Closed whohensee closed 4 weeks ago
Thinking about this while waiting on my re-hire, I think this topic is worth at least thinking on before working to implement this PR:
In this PR, I added the capability to the pipeline to have more than one 'scorer' object to perform the scoring step with multiple different dl/ml algorithms. However, this required a lot of changes to the structure of the pipeline to handle the fact that a single pipeline run could create objects with more than one provenance, as well as the ability to handle having more than one 'scorer' object for that single scoring pipeline step.
While this works, it still feels redundant to me in the following way: The structure of the pipeline already feels like it has solved this problem by being capable of using the provenances to load up earlier steps that have already been done, so in order to create multiple different scores from the same data, we could just run the pipeline once using method ML1 and a second time using method ML2, and no unnecessary work would be duplicated. The downsides are that it would require somehow moving the scoring configuration up a level perhaps to the conductor, and would communicate with the database more than strictly necessary, but the upside is that it would preserve the linear and (mostly) simple structure of the pipeline, which I suspect may save many headaches down the line.
I'm not fully sure whether those listed downsides outweigh the upsides or not, but its probably worth at least considering the implications before committing to one strategy.
My strategy for implementing this object was to create a pipeline object, DeepScore, created by the Scorer object. To give the pipeline the ability to run multiple different dl/ml algorithms, it can accept in config parameters for multiple different algorithms, which will create multiple Scorer objects in the datastore running the pipeline.

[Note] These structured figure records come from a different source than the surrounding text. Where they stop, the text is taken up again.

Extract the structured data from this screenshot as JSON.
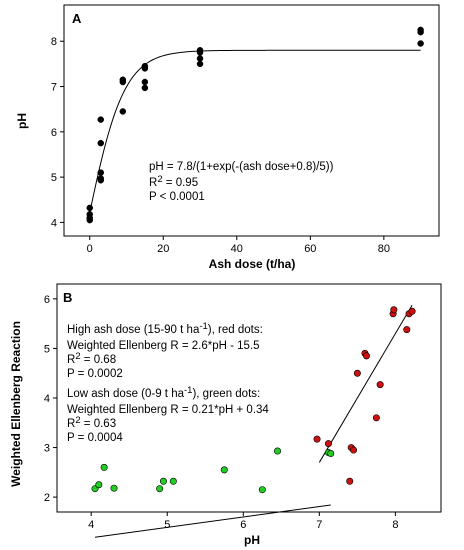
{
  "chart_data": [
    {
      "panel": "A",
      "type": "scatter",
      "xlabel": "Ash dose (t/ha)",
      "ylabel": "pH",
      "xlim": [
        -7,
        95
      ],
      "ylim": [
        3.7,
        8.8
      ],
      "xticks": [
        0,
        20,
        40,
        60,
        80
      ],
      "yticks": [
        4,
        5,
        6,
        7,
        8
      ],
      "series": [
        {
          "color": "#000000",
          "points": [
            [
              0,
              4.05
            ],
            [
              0,
              4.1
            ],
            [
              0,
              4.18
            ],
            [
              0,
              4.32
            ],
            [
              3,
              4.93
            ],
            [
              3,
              4.97
            ],
            [
              3,
              5.1
            ],
            [
              3,
              5.75
            ],
            [
              3,
              6.27
            ],
            [
              9,
              6.45
            ],
            [
              9,
              7.1
            ],
            [
              9,
              7.15
            ],
            [
              15,
              6.97
            ],
            [
              15,
              7.1
            ],
            [
              15,
              7.4
            ],
            [
              15,
              7.45
            ],
            [
              30,
              7.5
            ],
            [
              30,
              7.62
            ],
            [
              30,
              7.75
            ],
            [
              30,
              7.8
            ],
            [
              90,
              7.95
            ],
            [
              90,
              8.2
            ],
            [
              90,
              8.25
            ]
          ]
        }
      ],
      "fit": {
        "equation": "pH = 7.8/(1+exp(-(ash dose+0.8)/5))",
        "x_range": [
          0,
          90
        ]
      },
      "annotations": {
        "equation": "pH = 7.8/(1+exp(-(ash dose+0.8)/5))",
        "r2_prefix": "R",
        "r2_sup": "2",
        "r2_suffix": " = 0.95",
        "p": "P < 0.0001"
      }
    },
    {
      "panel": "B",
      "type": "scatter",
      "xlabel": "pH",
      "ylabel": "Weighted Ellenberg Reaction",
      "xlim": [
        3.55,
        8.6
      ],
      "ylim": [
        1.7,
        6.3
      ],
      "xticks": [
        4,
        5,
        6,
        7,
        8
      ],
      "yticks": [
        2,
        3,
        4,
        5,
        6
      ],
      "series": [
        {
          "color": "#22cc22",
          "points": [
            [
              4.05,
              2.17
            ],
            [
              4.1,
              2.25
            ],
            [
              4.17,
              2.6
            ],
            [
              4.3,
              2.18
            ],
            [
              4.9,
              2.17
            ],
            [
              4.95,
              2.32
            ],
            [
              5.08,
              2.32
            ],
            [
              5.75,
              2.55
            ],
            [
              6.25,
              2.15
            ],
            [
              6.45,
              2.93
            ],
            [
              7.12,
              2.9
            ],
            [
              7.15,
              2.88
            ]
          ]
        },
        {
          "color": "#cc1111",
          "points": [
            [
              6.97,
              3.17
            ],
            [
              7.12,
              3.08
            ],
            [
              7.4,
              2.32
            ],
            [
              7.42,
              3.0
            ],
            [
              7.45,
              2.95
            ],
            [
              7.5,
              4.5
            ],
            [
              7.6,
              4.9
            ],
            [
              7.62,
              4.85
            ],
            [
              7.75,
              3.6
            ],
            [
              7.8,
              4.27
            ],
            [
              7.97,
              5.7
            ],
            [
              7.98,
              5.78
            ],
            [
              8.15,
              5.38
            ],
            [
              8.18,
              5.7
            ],
            [
              8.22,
              5.75
            ]
          ]
        }
      ],
      "fits": [
        {
          "slope": 0.21,
          "intercept": 0.34,
          "x_range": [
            4.05,
            7.15
          ]
        },
        {
          "slope": 2.6,
          "intercept": -15.5,
          "x_range": [
            7.0,
            8.22
          ]
        }
      ],
      "annotations": {
        "high_line1_a": "High ash dose (15-90 t ha",
        "high_line1_sup": "-1",
        "high_line1_b": "), red dots:",
        "high_line2": "Weighted Ellenberg R = 2.6*pH - 15.5",
        "high_r2_prefix": "R",
        "high_r2_sup": "2",
        "high_r2_suffix": " = 0.68",
        "high_p": "P = 0.0002",
        "low_line1": "Low ash dose (0-9 t ha",
        "low_line1_sup": "-1",
        "low_line1_b": "), green dots:",
        "low_line2": "Weighted Ellenberg R = 0.21*pH + 0.34",
        "low_r2_prefix": "R",
        "low_r2_sup": "2",
        "low_r2_suffix": " = 0.63",
        "low_p": "P = 0.0004"
      }
    }
  ]
}
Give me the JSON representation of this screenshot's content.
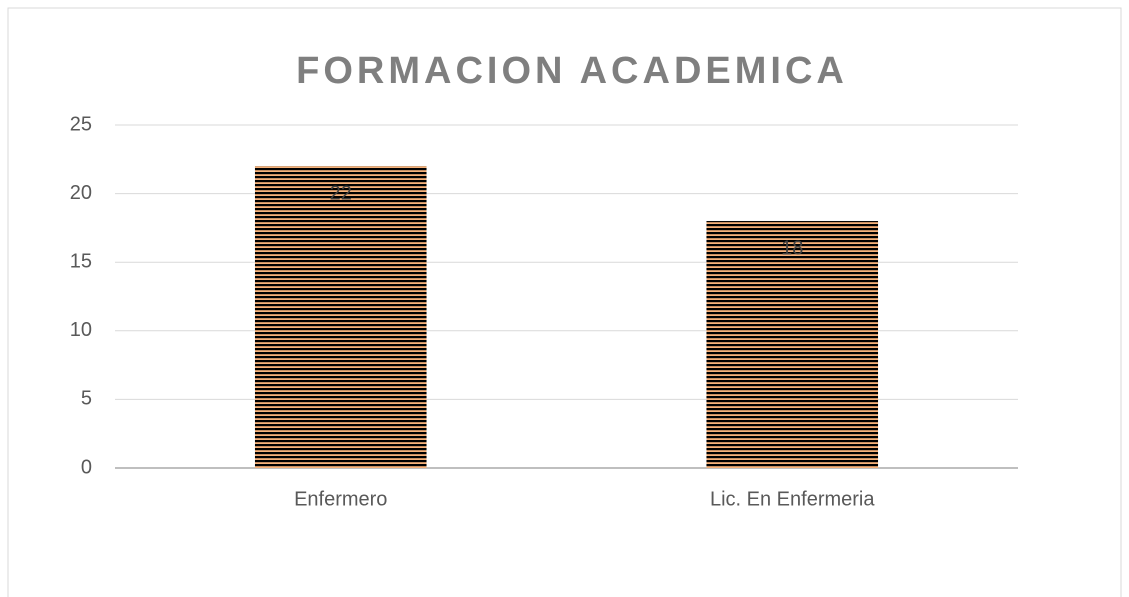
{
  "chart_data": {
    "type": "bar",
    "title": "FORMACION ACADEMICA",
    "categories": [
      "Enfermero",
      "Lic. En Enfermeria"
    ],
    "values": [
      22,
      18
    ],
    "color": "#f0883a",
    "ylim": [
      0,
      25
    ],
    "yticks": [
      0,
      5,
      10,
      15,
      20,
      25
    ],
    "grid": true
  }
}
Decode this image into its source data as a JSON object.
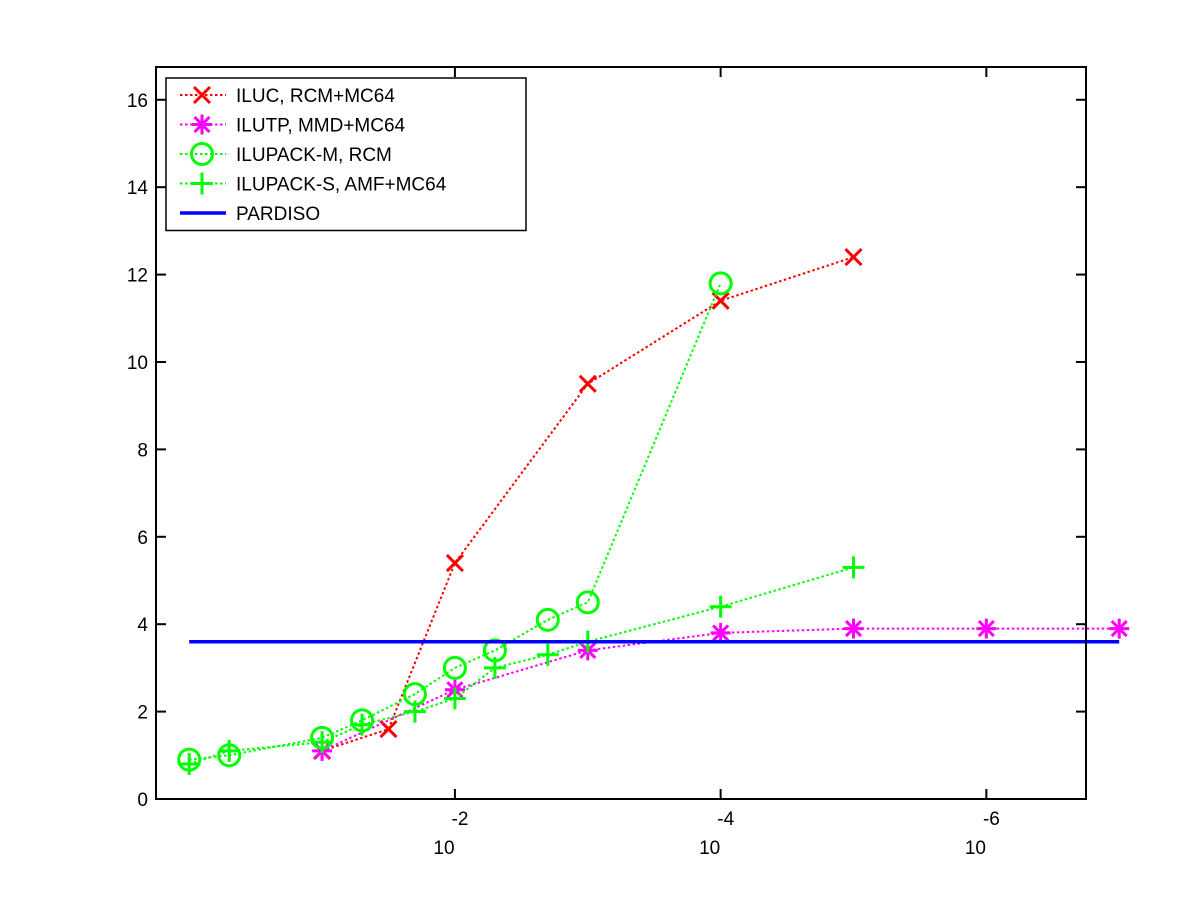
{
  "chart_data": {
    "type": "line",
    "title": "",
    "xlabel": "",
    "ylabel": "",
    "x_scale": "log",
    "x_reversed": true,
    "xlim": [
      1.778,
      1.778e-07
    ],
    "ylim": [
      0,
      16.75
    ],
    "x_ticks": [
      {
        "value": 0.01,
        "base": "10",
        "exponent": "-2"
      },
      {
        "value": 0.0001,
        "base": "10",
        "exponent": "-4"
      },
      {
        "value": 1e-06,
        "base": "10",
        "exponent": "-6"
      }
    ],
    "y_ticks": [
      "0",
      "2",
      "4",
      "6",
      "8",
      "10",
      "12",
      "14",
      "16"
    ],
    "grid": false,
    "legend_position": "top-left",
    "series": [
      {
        "name": "ILUC, RCM+MC64",
        "color": "#ff0000",
        "marker": "x",
        "linestyle": "dotted",
        "x": [
          0.1,
          0.03162,
          0.01,
          0.001,
          0.0001,
          1e-05
        ],
        "y": [
          1.1,
          1.6,
          5.4,
          9.5,
          11.4,
          12.4
        ]
      },
      {
        "name": "ILUTP, MMD+MC64",
        "color": "#ff00ff",
        "marker": "star",
        "linestyle": "dotted",
        "x": [
          0.1,
          0.01,
          0.001,
          0.0001,
          1e-05,
          1e-06,
          1e-07
        ],
        "y": [
          1.1,
          2.5,
          3.4,
          3.8,
          3.9,
          3.9,
          3.9
        ]
      },
      {
        "name": "ILUPACK-M, RCM",
        "color": "#00ff00",
        "marker": "circle",
        "linestyle": "dotted",
        "x": [
          1.0,
          0.5,
          0.1,
          0.05,
          0.02,
          0.01,
          0.005,
          0.002,
          0.001,
          0.0001
        ],
        "y": [
          0.9,
          1.0,
          1.4,
          1.8,
          2.4,
          3.0,
          3.4,
          4.1,
          4.5,
          11.8
        ]
      },
      {
        "name": "ILUPACK-S, AMF+MC64",
        "color": "#00ff00",
        "marker": "plus",
        "linestyle": "dotted",
        "x": [
          1.0,
          0.5,
          0.1,
          0.05,
          0.02,
          0.01,
          0.005,
          0.002,
          0.001,
          0.0001,
          1e-05
        ],
        "y": [
          0.8,
          1.1,
          1.3,
          1.7,
          2.0,
          2.3,
          3.0,
          3.3,
          3.6,
          4.4,
          5.3
        ]
      },
      {
        "name": "PARDISO",
        "color": "#0000ff",
        "marker": "none",
        "linestyle": "solid",
        "x": [
          1.0,
          1e-07
        ],
        "y": [
          3.6,
          3.6
        ]
      }
    ]
  }
}
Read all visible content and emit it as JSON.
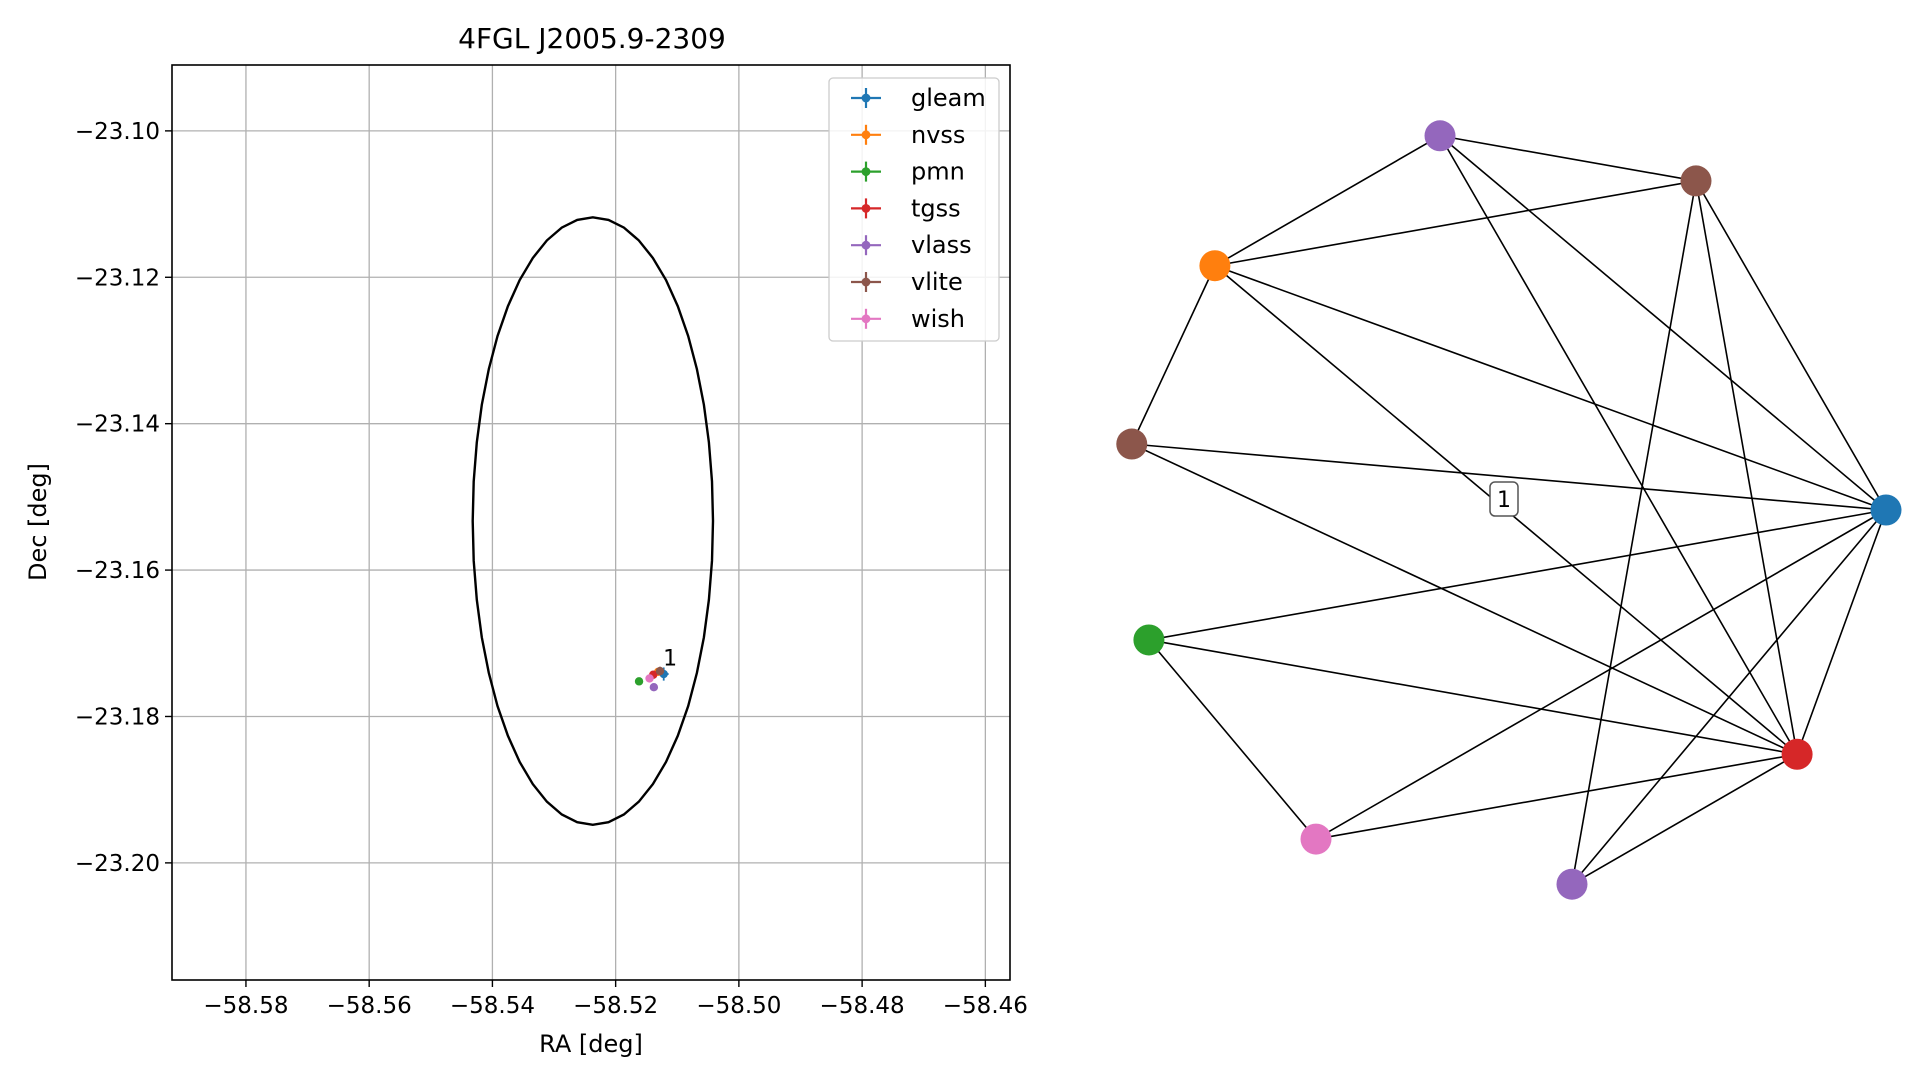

This required some changes to the provenance tree creation at the start of the pipeline, which I believe I was able to resolve, but was not super elegant (because it breaks a little bit from the original design of the pipeline).
The information on which model and parameters to use for the DeepScore is stored in the
_algorithm
column, which links to a enum table, such that the single integer will point to a model/parameter implementation to use.